一朴洞日記

多岐祐介の老残妄言

今さら

 駅前で、日本共産党都議会議員の演説があるというので、散歩がてら出掛けてみた。都議会での活動報告と、再来月に迫った選挙での支持要請が十五分。参議院議員による応援演説が十五分。〆て三十分の短い演説会だ。
 その十五分後には隣町のスーパー前での演説会。さらに一時間後にはターミナル駅周辺で。チラシによれば、今日四回の演説会が予定されているようだ。

 いずれの政党の演説会でも感じることだが、設営やビラ配りにたち働いている運動員さんたちや、熱心そうに耳を傾けている聴衆の、高齢化が著しい。今日だって、おそらく議員ご本人が一番若い。
 若い人は暇じゃないのだというのであれば、今日は日曜日である。この情勢下に、若者は私鉄沿線駅前を通りかかったりしないかというと、そうでもない。三十分のあいだにカップルや家族づれも通りかかったが、どれどれと足を停めてみる人はなかった。
 働き盛りの中年・壮年や、学生世代の若者が、地元地方行政に無関心かといえば、そんなことはありえまい。
 ならばこうか。議会での論点や各政党の主張など、検索すればいとも容易に読める。議員本人の声が聴きたければ、配信動画も出てくる。駅前にたむろするのは、動画配信に馴染まない人たち、スマホ・パソコン操作不得手な人たちということだろうか。
 うーむ、それもないとは云えぬ気もするが……。

 私にとって、動画視聴と演説に立合うこととは、まったく別の行動である。実物をしかと我が眼にすることを、重要視している。ただ今の世の中にあってこれが偏見であり、迷妄にすら近いとは承知している。が、培ってきた思考方法を変える気はない。我が眼にしかと視たうえで判断を間違えた場合は、諦めもつく。実際まことに数多く間違えてきたのだけれども。

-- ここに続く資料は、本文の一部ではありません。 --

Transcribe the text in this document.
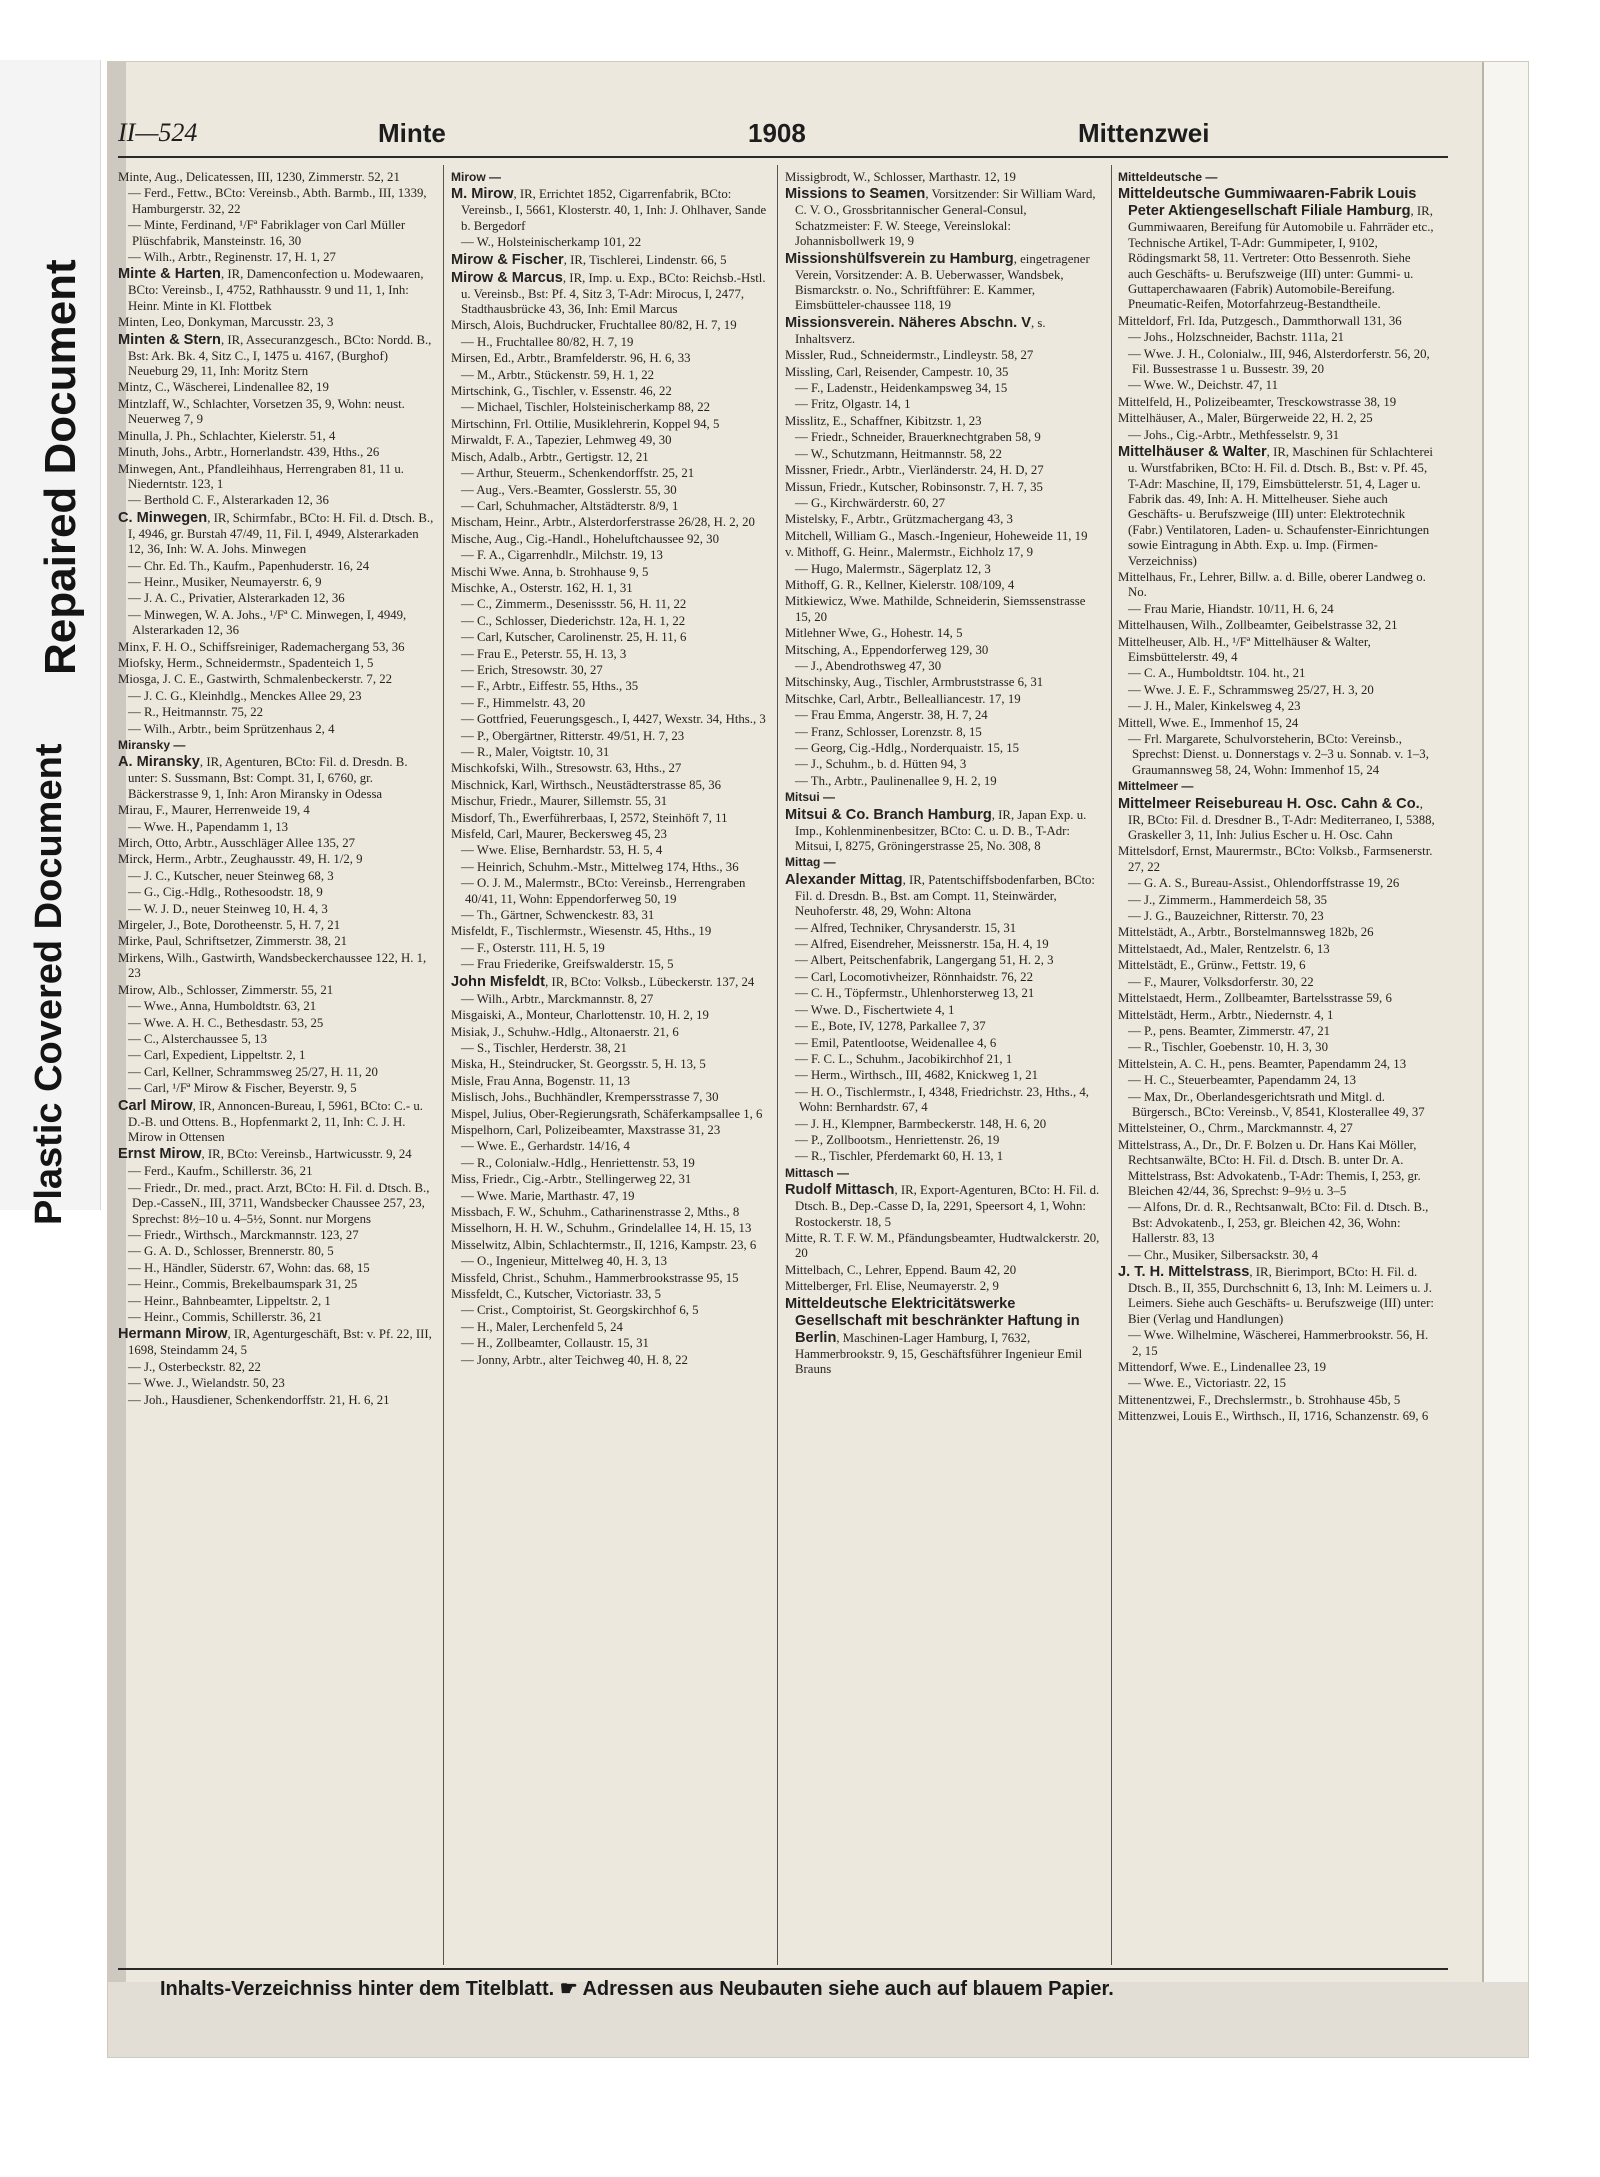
Plastic Covered Document
Repaired Document
II—524	Minte	1908	Mittenzwei
Minte, Aug., Delicatessen, III, 1230, Zimmerstr. 52, 21
— Ferd., Fettw., BCto: Vereinsb., Abth. Barmb., III, 1339, Hamburgerstr. 32, 22
— Minte, Ferdinand, ¹/Fª Fabriklager von Carl Müller Plüschfabrik, Mansteinstr. 16, 30
— Wilh., Arbtr., Reginenstr. 17, H. 1, 27
Minte & Harten, IR, Damenconfection u. Modewaaren, BCto: Vereinsb., I, 4752, Rathhausstr. 9 und 11, 1, Inh: Heinr. Minte in Kl. Flottbek
Minten, Leo, Donkyman, Marcusstr. 23, 3
Minten & Stern, IR, Assecuranzgesch., BCto: Nordd. B., Bst: Ark. Bk. 4, Sitz C., I, 1475 u. 4167, (Burghof) Neueburg 29, 11, Inh: Moritz Stern
Mintz, C., Wäscherei, Lindenallee 82, 19
Mintzlaff, W., Schlachter, Vorsetzen 35, 9, Wohn: neust. Neuerweg 7, 9
Minulla, J. Ph., Schlachter, Kielerstr. 51, 4
Minuth, Johs., Arbtr., Hornerlandstr. 439, Hths., 26
Minwegen, Ant., Pfandleihhaus, Herrengraben 81, 11 u. Niederntstr. 123, 1
— Berthold C. F., Alsterarkaden 12, 36
C. Minwegen, IR, Schirmfabr., BCto: H. Fil. d. Dtsch. B., I, 4946, gr. Burstah 47/49, 11, Fil. I, 4949, Alsterarkaden 12, 36, Inh: W. A. Johs. Minwegen
— Chr. Ed. Th., Kaufm., Papenhuderstr. 16, 24
— Heinr., Musiker, Neumayerstr. 6, 9
— J. A. C., Privatier, Alsterarkaden 12, 36
— Minwegen, W. A. Johs., ¹/Fª C. Minwegen, I, 4949, Alsterarkaden 12, 36
Minx, F. H. O., Schiffsreiniger, Rademachergang 53, 36
Miofsky, Herm., Schneidermstr., Spadenteich 1, 5
Miosga, J. C. E., Gastwirth, Schmalenbeckerstr. 7, 22
— J. C. G., Kleinhdlg., Menckes Allee 29, 23
— R., Heitmannstr. 75, 22
— Wilh., Arbtr., beim Sprützenhaus 2, 4
Miransky —
A. Miransky, IR, Agenturen, BCto: Fil. d. Dresdn. B. unter: S. Sussmann, Bst: Compt. 31, I, 6760, gr. Bäckerstrasse 9, 1, Inh: Aron Miransky in Odessa
Mirau, F., Maurer, Herrenweide 19, 4
— Wwe. H., Papendamm 1, 13
Mirch, Otto, Arbtr., Ausschläger Allee 135, 27
Mirck, Herm., Arbtr., Zeughausstr. 49, H. 1/2, 9
— J. C., Kutscher, neuer Steinweg 68, 3
— G., Cig.-Hdlg., Rothesoodstr. 18, 9
— W. J. D., neuer Steinweg 10, H. 4, 3
Mirgeler, J., Bote, Dorotheenstr. 5, H. 7, 21
Mirke, Paul, Schriftsetzer, Zimmerstr. 38, 21
Mirkens, Wilh., Gastwirth, Wandsbeckerchaussee 122, H. 1, 23
Mirow, Alb., Schlosser, Zimmerstr. 55, 21
— Wwe., Anna, Humboldtstr. 63, 21
— Wwe. A. H. C., Bethesdastr. 53, 25
— C., Alsterchaussee 5, 13
— Carl, Expedient, Lippeltstr. 2, 1
— Carl, Kellner, Schrammsweg 25/27, H. 11, 20
— Carl, ¹/Fª Mirow & Fischer, Beyerstr. 9, 5
Carl Mirow, IR, Annoncen-Bureau, I, 5961, BCto: C.- u. D.-B. und Ottens. B., Hopfenmarkt 2, 11, Inh: C. J. H. Mirow in Ottensen
Ernst Mirow, IR, BCto: Vereinsb., Hartwicusstr. 9, 24
— Ferd., Kaufm., Schillerstr. 36, 21
— Friedr., Dr. med., pract. Arzt, BCto: H. Fil. d. Dtsch. B., Dep.-CasseN., III, 3711, Wandsbecker Chaussee 257, 23, Sprechst: 8½–10 u. 4–5½, Sonnt. nur Morgens
— Friedr., Wirthsch., Marckmannstr. 123, 27
— G. A. D., Schlosser, Brennerstr. 80, 5
— H., Händler, Süderstr. 67, Wohn: das. 68, 15
— Heinr., Commis, Brekelbaumspark 31, 25
— Heinr., Bahnbeamter, Lippeltstr. 2, 1
— Heinr., Commis, Schillerstr. 36, 21
Hermann Mirow, IR, Agenturgeschäft, Bst: v. Pf. 22, III, 1698, Steindamm 24, 5
— J., Osterbeckstr. 82, 22
— Wwe. J., Wielandstr. 50, 23
— Joh., Hausdiener, Schenkendorffstr. 21, H. 6, 21
Mirow —
M. Mirow, IR, Errichtet 1852, Cigarrenfabrik, BCto: Vereinsb., I, 5661, Klosterstr. 40, 1, Inh: J. Ohlhaver, Sande b. Bergedorf
— W., Holsteinischerkamp 101, 22
Mirow & Fischer, IR, Tischlerei, Lindenstr. 66, 5
Mirow & Marcus, IR, Imp. u. Exp., BCto: Reichsb.-Hstl. u. Vereinsb., Bst: Pf. 4, Sitz 3, T-Adr: Mirocus, I, 2477, Stadthausbrücke 43, 36, Inh: Emil Marcus
Mirsch, Alois, Buchdrucker, Fruchtallee 80/82, H. 7, 19
— H., Fruchtallee 80/82, H. 7, 19
Mirsen, Ed., Arbtr., Bramfelderstr. 96, H. 6, 33
— M., Arbtr., Stückenstr. 59, H. 1, 22
Mirtschink, G., Tischler, v. Essenstr. 46, 22
— Michael, Tischler, Holsteinischerkamp 88, 22
Mirtschinn, Frl. Ottilie, Musiklehrerin, Koppel 94, 5
Mirwaldt, F. A., Tapezier, Lehmweg 49, 30
Misch, Adalb., Arbtr., Gertigstr. 12, 21
— Arthur, Steuerm., Schenkendorffstr. 25, 21
— Aug., Vers.-Beamter, Gosslerstr. 55, 30
— Carl, Schuhmacher, Altstädterstr. 8/9, 1
Mischam, Heinr., Arbtr., Alsterdorferstrasse 26/28, H. 2, 20
Mische, Aug., Cig.-Handl., Hoheluftchaussee 92, 30
— F. A., Cigarrenhdlr., Milchstr. 19, 13
Mischi Wwe. Anna, b. Strohhause 9, 5
Mischke, A., Osterstr. 162, H. 1, 31
— C., Zimmerm., Desenissstr. 56, H. 11, 22
— C., Schlosser, Diederichstr. 12a, H. 1, 22
— Carl, Kutscher, Carolinenstr. 25, H. 11, 6
— Frau E., Peterstr. 55, H. 13, 3
— Erich, Stresowstr. 30, 27
— F., Arbtr., Eiffestr. 55, Hths., 35
— F., Himmelstr. 43, 20
— Gottfried, Feuerungsgesch., I, 4427, Wexstr. 34, Hths., 3
— P., Obergärtner, Ritterstr. 49/51, H. 7, 23
— R., Maler, Voigtstr. 10, 31
Mischkofski, Wilh., Stresowstr. 63, Hths., 27
Mischnick, Karl, Wirthsch., Neustädterstrasse 85, 36
Mischur, Friedr., Maurer, Sillemstr. 55, 31
Misdorf, Th., Ewerführerbaas, I, 2572, Steinhöft 7, 11
Misfeld, Carl, Maurer, Beckersweg 45, 23
— Wwe. Elise, Bernhardstr. 53, H. 5, 4
— Heinrich, Schuhm.-Mstr., Mittelweg 174, Hths., 36
— O. J. M., Malermstr., BCto: Vereinsb., Herrengraben 40/41, 11, Wohn: Eppendorferweg 50, 19
— Th., Gärtner, Schwenckestr. 83, 31
Misfeldt, F., Tischlermstr., Wiesenstr. 45, Hths., 19
— F., Osterstr. 111, H. 5, 19
— Frau Friederike, Greifswalderstr. 15, 5
John Misfeldt, IR, BCto: Volksb., Lübeckerstr. 137, 24
— Wilh., Arbtr., Marckmannstr. 8, 27
Misgaiski, A., Monteur, Charlottenstr. 10, H. 2, 19
Misiak, J., Schuhw.-Hdlg., Altonaerstr. 21, 6
— S., Tischler, Herderstr. 38, 21
Miska, H., Steindrucker, St. Georgsstr. 5, H. 13, 5
Misle, Frau Anna, Bogenstr. 11, 13
Mislisch, Johs., Buchhändler, Krempersstrasse 7, 30
Mispel, Julius, Ober-Regierungsrath, Schäferkampsallee 1, 6
Mispelhorn, Carl, Polizeibeamter, Maxstrasse 31, 23
— Wwe. E., Gerhardstr. 14/16, 4
— R., Colonialw.-Hdlg., Henriettenstr. 53, 19
Miss, Friedr., Cig.-Arbtr., Stellingerweg 22, 31
— Wwe. Marie, Marthastr. 47, 19
Missbach, F. W., Schuhm., Catharinenstrasse 2, Mths., 8
Misselhorn, H. H. W., Schuhm., Grindelallee 14, H. 15, 13
Misselwitz, Albin, Schlachtermstr., II, 1216, Kampstr. 23, 6
— O., Ingenieur, Mittelweg 40, H. 3, 13
Missfeld, Christ., Schuhm., Hammerbrookstrasse 95, 15
Missfeldt, C., Kutscher, Victoriastr. 33, 5
— Crist., Comptoirist, St. Georgskirchhof 6, 5
— H., Maler, Lerchenfeld 5, 24
— H., Zollbeamter, Collaustr. 15, 31
— Jonny, Arbtr., alter Teichweg 40, H. 8, 22
Missigbrodt, W., Schlosser, Marthastr. 12, 19
Missions to Seamen, Vorsitzender: Sir William Ward, C. V. O., Grossbritannischer General-Consul, Schatzmeister: F. W. Steege, Vereinslokal: Johannisbollwerk 19, 9
Missionshülfsverein zu Hamburg, eingetragener Verein, Vorsitzender: A. B. Ueberwasser, Wandsbek, Bismarckstr. o. No., Schriftführer: E. Kammer, Eimsbütteler-chaussee 118, 19
Missionsverein. Näheres Abschn. V, s. Inhaltsverz.
Missler, Rud., Schneidermstr., Lindleystr. 58, 27
Missling, Carl, Reisender, Campestr. 10, 35
— F., Ladenstr., Heidenkampsweg 34, 15
— Fritz, Olgastr. 14, 1
Misslitz, E., Schaffner, Kibitzstr. 1, 23
— Friedr., Schneider, Brauerknechtgraben 58, 9
— W., Schutzmann, Heitmannstr. 58, 22
Missner, Friedr., Arbtr., Vierländerstr. 24, H. D, 27
Missun, Friedr., Kutscher, Robinsonstr. 7, H. 7, 35
— G., Kirchwärderstr. 60, 27
Mistelsky, F., Arbtr., Grützmachergang 43, 3
Mitchell, William G., Masch.-Ingenieur, Hoheweide 11, 19
v. Mithoff, G. Heinr., Malermstr., Eichholz 17, 9
— Hugo, Malermstr., Sägerplatz 12, 3
Mithoff, G. R., Kellner, Kielerstr. 108/109, 4
Mitkiewicz, Wwe. Mathilde, Schneiderin, Siemssenstrasse 15, 20
Mitlehner Wwe, G., Hohestr. 14, 5
Mitsching, A., Eppendorferweg 129, 30
— J., Abendrothsweg 47, 30
Mitschinsky, Aug., Tischler, Armbruststrasse 6, 31
Mitschke, Carl, Arbtr., Bellealliancestr. 17, 19
— Frau Emma, Angerstr. 38, H. 7, 24
— Franz, Schlosser, Lorenzstr. 8, 15
— Georg, Cig.-Hdlg., Norderquaistr. 15, 15
— J., Schuhm., b. d. Hütten 94, 3
— Th., Arbtr., Paulinenallee 9, H. 2, 19
Mitsui —
Mitsui & Co. Branch Hamburg, IR, Japan Exp. u. Imp., Kohlenminenbesitzer, BCto: C. u. D. B., T-Adr: Mitsui, I, 8275, Gröningerstrasse 25, No. 308, 8
Mittag —
Alexander Mittag, IR, Patentschiffsbodenfarben, BCto: Fil. d. Dresdn. B., Bst. am Compt. 11, Steinwärder, Neuhoferstr. 48, 29, Wohn: Altona
— Alfred, Techniker, Chrysanderstr. 15, 31
— Alfred, Eisendreher, Meissnerstr. 15a, H. 4, 19
— Albert, Peitschenfabrik, Langergang 51, H. 2, 3
— Carl, Locomotivheizer, Rönnhaidstr. 76, 22
— C. H., Töpfermstr., Uhlenhorsterweg 13, 21
— Wwe. D., Fischertwiete 4, 1
— E., Bote, IV, 1278, Parkallee 7, 37
— Emil, Patentlootse, Weidenallee 4, 6
— F. C. L., Schuhm., Jacobikirchhof 21, 1
— Herm., Wirthsch., III, 4682, Knickweg 1, 21
— H. O., Tischlermstr., I, 4348, Friedrichstr. 23, Hths., 4, Wohn: Bernhardstr. 67, 4
— J. H., Klempner, Barmbeckerstr. 148, H. 6, 20
— P., Zollbootsm., Henriettenstr. 26, 19
— R., Tischler, Pferdemarkt 60, H. 13, 1
Mittasch —
Rudolf Mittasch, IR, Export-Agenturen, BCto: H. Fil. d. Dtsch. B., Dep.-Casse D, Ia, 2291, Speersort 4, 1, Wohn: Rostockerstr. 18, 5
Mitte, R. T. F. W. M., Pfändungsbeamter, Hudtwalckerstr. 20, 20
Mittelbach, C., Lehrer, Eppend. Baum 42, 20
Mittelberger, Frl. Elise, Neumayerstr. 2, 9
Mitteldeutsche Elektricitätswerke Gesellschaft mit beschränkter Haftung in Berlin, Maschinen-Lager Hamburg, I, 7632, Hammerbrookstr. 9, 15, Geschäftsführer Ingenieur Emil Brauns
Mitteldeutsche —
Mitteldeutsche Gummiwaaren-Fabrik Louis Peter Aktiengesellschaft Filiale Hamburg, IR, Gummiwaaren, Bereifung für Automobile u. Fahrräder etc., Technische Artikel, T-Adr: Gummipeter, I, 9102, Rödingsmarkt 58, 11. Vertreter: Otto Bessenroth. Siehe auch Geschäfts- u. Berufszweige (III) unter: Gummi- u. Guttaperchawaaren (Fabrik) Automobile-Bereifung. Pneumatic-Reifen, Motorfahrzeug-Bestandtheile.
Mitteldorf, Frl. Ida, Putzgesch., Dammthorwall 131, 36
— Johs., Holzschneider, Bachstr. 111a, 21
— Wwe. J. H., Colonialw., III, 946, Alsterdorferstr. 56, 20, Fil. Bussestrasse 1 u. Bussestr. 39, 20
— Wwe. W., Deichstr. 47, 11
Mittelfeld, H., Polizeibeamter, Tresckowstrasse 38, 19
Mittelhäuser, A., Maler, Bürgerweide 22, H. 2, 25
— Johs., Cig.-Arbtr., Methfesselstr. 9, 31
Mittelhäuser & Walter, IR, Maschinen für Schlachterei u. Wurstfabriken, BCto: H. Fil. d. Dtsch. B., Bst: v. Pf. 45, T-Adr: Maschine, II, 179, Eimsbüttelerstr. 51, 4, Lager u. Fabrik das. 49, Inh: A. H. Mittelheuser. Siehe auch Geschäfts- u. Berufszweige (III) unter: Elektrotechnik (Fabr.) Ventilatoren, Laden- u. Schaufenster-Einrichtungen sowie Eintragung in Abth. Exp. u. Imp. (Firmen-Verzeichniss)
Mittelhaus, Fr., Lehrer, Billw. a. d. Bille, oberer Landweg o. No.
— Frau Marie, Hiandstr. 10/11, H. 6, 24
Mittelhausen, Wilh., Zollbeamter, Geibelstrasse 32, 21
Mittelheuser, Alb. H., ¹/Fª Mittelhäuser & Walter, Eimsbüttelerstr. 49, 4
— C. A., Humboldtstr. 104. ht., 21
— Wwe. J. E. F., Schrammsweg 25/27, H. 3, 20
— J. H., Maler, Kinkelsweg 4, 23
Mittell, Wwe. E., Immenhof 15, 24
— Frl. Margarete, Schulvorsteherin, BCto: Vereinsb., Sprechst: Dienst. u. Donnerstags v. 2–3 u. Sonnab. v. 1–3, Graumannsweg 58, 24, Wohn: Immenhof 15, 24
Mittelmeer —
Mittelmeer Reisebureau H. Osc. Cahn & Co., IR, BCto: Fil. d. Dresdner B., T-Adr: Mediterraneo, I, 5388, Graskeller 3, 11, Inh: Julius Escher u. H. Osc. Cahn
Mittelsdorf, Ernst, Maurermstr., BCto: Volksb., Farmsenerstr. 27, 22
— G. A. S., Bureau-Assist., Ohlendorffstrasse 19, 26
— J., Zimmerm., Hammerdeich 58, 35
— J. G., Bauzeichner, Ritterstr. 70, 23
Mittelstädt, A., Arbtr., Borstelmannsweg 182b, 26
Mittelstaedt, Ad., Maler, Rentzelstr. 6, 13
Mittelstädt, E., Grünw., Fettstr. 19, 6
— F., Maurer, Volksdorferstr. 30, 22
Mittelstaedt, Herm., Zollbeamter, Bartelsstrasse 59, 6
Mittelstädt, Herm., Arbtr., Niedernstr. 4, 1
— P., pens. Beamter, Zimmerstr. 47, 21
— R., Tischler, Goebenstr. 10, H. 3, 30
Mittelstein, A. C. H., pens. Beamter, Papendamm 24, 13
— H. C., Steuerbeamter, Papendamm 24, 13
— Max, Dr., Oberlandesgerichtsrath und Mitgl. d. Bürgersch., BCto: Vereinsb., V, 8541, Klosterallee 49, 37
Mittelsteiner, O., Chrm., Marckmannstr. 4, 27
Mittelstrass, A., Dr., Dr. F. Bolzen u. Dr. Hans Kai Möller, Rechtsanwälte, BCto: H. Fil. d. Dtsch. B. unter Dr. A. Mittelstrass, Bst: Advokatenb., T-Adr: Themis, I, 253, gr. Bleichen 42/44, 36, Sprechst: 9–9½ u. 3–5
— Alfons, Dr. d. R., Rechtsanwalt, BCto: Fil. d. Dtsch. B., Bst: Advokatenb., I, 253, gr. Bleichen 42, 36, Wohn: Hallerstr. 83, 13
— Chr., Musiker, Silbersackstr. 30, 4
J. T. H. Mittelstrass, IR, Bierimport, BCto: H. Fil. d. Dtsch. B., II, 355, Durchschnitt 6, 13, Inh: M. Leimers u. J. Leimers. Siehe auch Geschäfts- u. Berufszweige (III) unter: Bier (Verlag und Handlungen)
— Wwe. Wilhelmine, Wäscherei, Hammerbrookstr. 56, H. 2, 15
Mittendorf, Wwe. E., Lindenallee 23, 19
— Wwe. E., Victoriastr. 22, 15
Mittenentzwei, F., Drechslermstr., b. Strohhause 45b, 5
Mittenzwei, Louis E., Wirthsch., II, 1716, Schanzenstr. 69, 6
Inhalts-Verzeichniss hinter dem Titelblatt. ☛ Adressen aus Neubauten siehe auch auf blauem Papier.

 都議会議員の演説内容には触れない。このブログでは、現今の政に言及しない方針である。というよりしがない隠居の身、解らないことが多過ぎる。へたに口出しすれば、ひと様にご迷惑、というほどの身ではないが、おやかましかろう。
 ならばお前は歴史をどう捉えるのだと問われれば、依然としてヘロドトスvs.ツキディデスの問題であり、『愚管抄』と『読史余論』の比較問題である。政治・軍事かまびすしき時代に文化意識をいかに防衛するのかと問われれば、大伴家持の聡明さや、西行の決断力や、世阿弥元清の捨て身から学ぶほかはあるまい。
 とは申せ、今さら面倒臭くはある。